Artists Neville Bowman, Heather Orminston, Paul Byrne and Sean Bray workshop original songs from The Plutocrats at Cache Lounge in Kelowna. OCT 2018

Paul's Voice

What better way to celebrate three decades of Okanagan Life than printing a 30th-anniversary issue and penning a new musical libretto?

Plutocrats the Musical sets out to find an Okanagan solution to shine a light on the corruption of Wall Street (you know, to really drain the swamp.) Regular readers of Okanagan Life will know that I go to great lengths to boast about, sell its advantages and invite all to visit our renowned Valley, which is humbly known as one of the prettiest, happiest and adventurous places—and what better locale to place my cast of musical characters? 

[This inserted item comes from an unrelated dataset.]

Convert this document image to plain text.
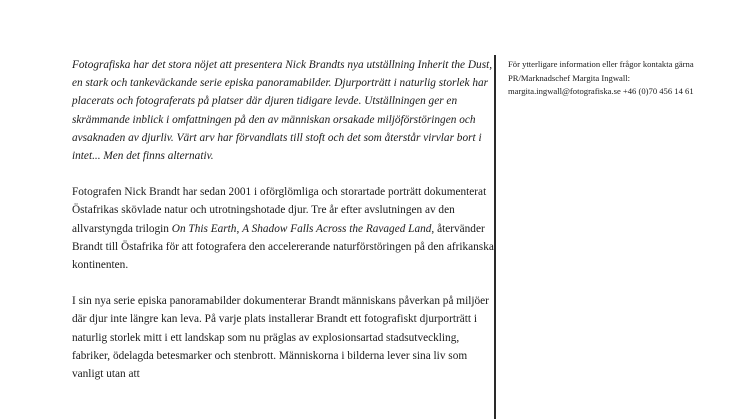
Fotografiska har det stora nöjet att presentera Nick Brandts nya utställning Inherit the Dust, en stark och tankeväckande serie episka panoramabilder. Djurporträtt i naturlig storlek har placerats och fotograferats på platser där djuren tidigare levde. Utställningen ger en skrämmande inblick i omfattningen på den av människan orsakade miljöförstöringen och avsaknaden av djurliv. Värt arv har förvandlats till stoft och det som återstår virvlar bort i intet... Men det finns alternativ.

Fotografen Nick Brandt har sedan 2001 i oförglömliga och storartade porträtt dokumenterat Östafrikas skövlade natur och utrotningshotade djur. Tre år efter avslutningen av den allvarstyngda trilogin On This Earth, A Shadow Falls Across the Ravaged Land, återvänder Brandt till Östafrika för att fotografera den accelererande naturförstöringen på den afrikanska kontinenten.

I sin nya serie episka panoramabilder dokumenterar Brandt människans påverkan på miljöer där djur inte längre kan leva. På varje plats installerar Brandt ett fotografiskt djurporträtt i naturlig storlek mitt i ett landskap som nu präglas av explosionsartad stadsutveckling, fabriker, ödelagda betesmarker och stenbrott. Människorna i bilderna lever sina liv som vanligt utan att

För ytterligare information eller frågor kontakta gärna PR/Marknadschef Margita Ingwall: margita.ingwall@fotografiska.se +46 (0)70 456 14 61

Perhaps an exceptional Okanagan winemaker, a witty social psychologist, a musically-charged neuroscientist and a globe-trotting magazine publisher can take to the stage. Having grown weary of Trump-style lying, they plot together to host a World Truth Conference, attracting the world’s smartest, brightest and intriguing people.

Music and art (and journalism) can speak the truth in ways that community leaders and politicians sometimes fall short. This political musical comedy is long overdue, despite the fact that Trump-style lying is no laughing matter. Now’s the time to encourage a new way of thinking about income inequality and Wall Street greed. 

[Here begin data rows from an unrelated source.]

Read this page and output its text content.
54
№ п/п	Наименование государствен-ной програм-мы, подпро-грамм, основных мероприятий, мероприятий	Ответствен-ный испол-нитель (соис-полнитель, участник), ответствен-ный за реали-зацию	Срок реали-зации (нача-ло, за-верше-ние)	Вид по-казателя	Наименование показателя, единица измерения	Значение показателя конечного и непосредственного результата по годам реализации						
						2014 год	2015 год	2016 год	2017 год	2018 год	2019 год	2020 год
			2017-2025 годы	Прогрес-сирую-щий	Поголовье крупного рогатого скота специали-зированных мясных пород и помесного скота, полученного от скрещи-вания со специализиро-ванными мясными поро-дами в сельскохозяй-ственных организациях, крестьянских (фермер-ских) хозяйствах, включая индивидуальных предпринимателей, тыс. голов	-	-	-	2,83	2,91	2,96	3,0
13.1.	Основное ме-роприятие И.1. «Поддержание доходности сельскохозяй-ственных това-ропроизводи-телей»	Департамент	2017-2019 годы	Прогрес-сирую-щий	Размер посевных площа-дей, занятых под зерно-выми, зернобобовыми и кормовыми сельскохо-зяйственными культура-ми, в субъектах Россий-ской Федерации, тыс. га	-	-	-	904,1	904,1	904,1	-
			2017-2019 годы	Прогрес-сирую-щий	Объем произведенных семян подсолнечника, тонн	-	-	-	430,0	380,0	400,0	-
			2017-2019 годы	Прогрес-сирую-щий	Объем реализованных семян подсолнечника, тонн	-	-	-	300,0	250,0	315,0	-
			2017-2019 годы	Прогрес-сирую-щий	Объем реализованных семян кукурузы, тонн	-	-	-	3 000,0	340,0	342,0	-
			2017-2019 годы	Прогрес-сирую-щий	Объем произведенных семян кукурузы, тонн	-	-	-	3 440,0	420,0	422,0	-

Sadly, scamming and inequality reigns here in our small towns and cities. Local businesses, lured by digital gurus that deliver bots instead of consumers, are passing on magazine advertising—choosing to buy scam-vertising and send their hard-earned dollars south across the border. Ironically, the one medium that can help them (and their community) prosper is ignored in favour of one foreign and corrupt to the core. Digital experts like Reid Tatoris explain, “You have less than an 8 percent chance your digital ad will ever be seen by a human.” 

I’m proud to say this 30-year-old-magazine is well loved. Thanks to our investigative and heartfelt writers—and local photographers and designers that turn images into art—we’ve become, per capita, one the best-read magazines in North America. Now that’s making your own kind of music.